Dr. Raabe will share with us his insights into the use of stem cells in human disease.


Rural Surgery: Training and in Practice (Saturday, June 26, 2021)
Presentation Title: Colon Cancer Care in the Rural Community:  Are We Good Enough?
Presented by: Michael Sarap, MD
                       
Clinical Instructor, Department of Surgery, Wright State University Boonshoft College of Medicine, Dayton Ohio; Outgoing Chair, American College of Surgeons Advisory Council for Rural Surgery

Dr. Michael Sarap graduated from the University Of Cincinnati College Of Medicine. His surgical residency training was completed at Marshall University College of Medicine. He is the senior partner in Southeastern Ohio Physicians, Inc., a group providing general, vascular, trauma, and endoscopic surgical services for patients in Southeastern Ohio.

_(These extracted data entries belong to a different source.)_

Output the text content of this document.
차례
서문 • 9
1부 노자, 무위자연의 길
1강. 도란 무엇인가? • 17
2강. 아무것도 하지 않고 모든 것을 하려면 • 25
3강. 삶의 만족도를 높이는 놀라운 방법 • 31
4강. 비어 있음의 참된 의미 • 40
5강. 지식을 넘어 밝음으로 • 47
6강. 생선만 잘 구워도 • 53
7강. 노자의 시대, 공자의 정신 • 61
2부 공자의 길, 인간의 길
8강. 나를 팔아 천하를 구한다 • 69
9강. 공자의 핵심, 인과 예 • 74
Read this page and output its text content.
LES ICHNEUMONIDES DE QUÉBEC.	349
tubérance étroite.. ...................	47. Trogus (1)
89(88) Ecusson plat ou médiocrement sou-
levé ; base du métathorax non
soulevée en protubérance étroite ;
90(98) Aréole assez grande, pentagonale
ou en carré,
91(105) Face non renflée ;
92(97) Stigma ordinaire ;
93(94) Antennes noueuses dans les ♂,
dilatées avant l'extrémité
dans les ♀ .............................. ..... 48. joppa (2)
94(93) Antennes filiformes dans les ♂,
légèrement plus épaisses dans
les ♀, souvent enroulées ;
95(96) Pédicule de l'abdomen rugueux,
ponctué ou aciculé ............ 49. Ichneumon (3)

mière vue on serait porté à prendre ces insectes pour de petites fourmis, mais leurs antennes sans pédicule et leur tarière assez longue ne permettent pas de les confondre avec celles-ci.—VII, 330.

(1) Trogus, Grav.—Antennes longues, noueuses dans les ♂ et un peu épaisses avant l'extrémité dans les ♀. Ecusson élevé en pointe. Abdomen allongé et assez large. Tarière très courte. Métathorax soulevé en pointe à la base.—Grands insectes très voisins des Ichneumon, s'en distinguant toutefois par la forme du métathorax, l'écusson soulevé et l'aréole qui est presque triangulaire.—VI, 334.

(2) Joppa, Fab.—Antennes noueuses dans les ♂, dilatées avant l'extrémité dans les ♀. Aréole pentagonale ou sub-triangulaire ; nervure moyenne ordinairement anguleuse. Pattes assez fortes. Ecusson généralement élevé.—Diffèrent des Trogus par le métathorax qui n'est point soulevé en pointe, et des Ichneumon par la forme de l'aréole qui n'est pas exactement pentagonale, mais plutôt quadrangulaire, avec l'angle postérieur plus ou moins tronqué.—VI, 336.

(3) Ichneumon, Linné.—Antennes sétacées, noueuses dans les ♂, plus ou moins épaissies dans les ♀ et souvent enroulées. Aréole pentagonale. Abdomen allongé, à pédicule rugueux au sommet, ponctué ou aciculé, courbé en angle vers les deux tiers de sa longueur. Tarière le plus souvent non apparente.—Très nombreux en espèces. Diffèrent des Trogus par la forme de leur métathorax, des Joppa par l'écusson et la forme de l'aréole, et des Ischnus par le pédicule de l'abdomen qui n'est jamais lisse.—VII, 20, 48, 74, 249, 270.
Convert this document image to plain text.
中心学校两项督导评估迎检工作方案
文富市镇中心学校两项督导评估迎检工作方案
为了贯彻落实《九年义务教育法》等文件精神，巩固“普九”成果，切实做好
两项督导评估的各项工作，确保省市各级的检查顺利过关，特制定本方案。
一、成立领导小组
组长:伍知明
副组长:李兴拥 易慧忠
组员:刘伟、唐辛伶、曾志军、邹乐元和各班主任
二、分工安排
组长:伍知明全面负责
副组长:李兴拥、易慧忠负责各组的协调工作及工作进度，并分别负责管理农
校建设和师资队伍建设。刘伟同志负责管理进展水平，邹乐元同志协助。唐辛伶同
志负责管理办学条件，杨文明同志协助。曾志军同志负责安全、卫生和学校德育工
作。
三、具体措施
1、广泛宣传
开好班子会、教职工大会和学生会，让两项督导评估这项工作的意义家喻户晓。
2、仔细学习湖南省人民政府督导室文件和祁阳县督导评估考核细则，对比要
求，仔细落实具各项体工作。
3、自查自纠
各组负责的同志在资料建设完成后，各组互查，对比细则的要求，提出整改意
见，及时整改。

Dr. Sarap is board certified by the American Board of Surgery and is an active member of multiple professional organizations. He currently serves as a Governor of the American College of Surgeons, a member of the ACS Advisory Council on Rural Surgery and served as President of the ACS Ohio Chapter. He is a member of the Ohio Department of Health Cancer Medical Advisory Group and also serves as an Advanced Trauma Life Support Course Instructor. Sarap is Chairman of the Department of Surgery, Trauma and Cancer Committees and Director of the Breast Care and Colorectal Cancer Teams at the Southeastern Med medical center.


Physician Wellness and Ethics  (Saturday, June 26, 2021)
Presentation Title: Building Well-Being into Culture: The Sanford Health Experience
Presented by: Luis Garcia, MD
                       President, Clinic Sanford Health System Interim Chief Medical Officer Sanford Health Plan Clinical Associate Professor of Surgery University of North Dakota, School of Medicine and Health Sciences

 

Luis Garcia, MD, serves as the president of Sanford Health’s clinic division, overseeing governance, mergers and acquisitions, and overall clinic integration. Garcia has been with Sanford Health in Fargo since 2002 and is a board-certified surgeon who specializes in advanced laparoscopic and bariatric surgeries. He was born and raised in Mexico City, where he also attended medical school at LaSalle University. Garcia completed his general surgery residency at the University of North Dakota School of Medicine and Health Sciences and did a mini-fellowship in bariatric surgery at the University of Pittsburgh Medical Center. He also holds a Health Care Master of Business Administration from the University of St. Thomas (Minnesota). Active in the community, Garcia is a board member for the International Esperanza Project and the Matto Foundation.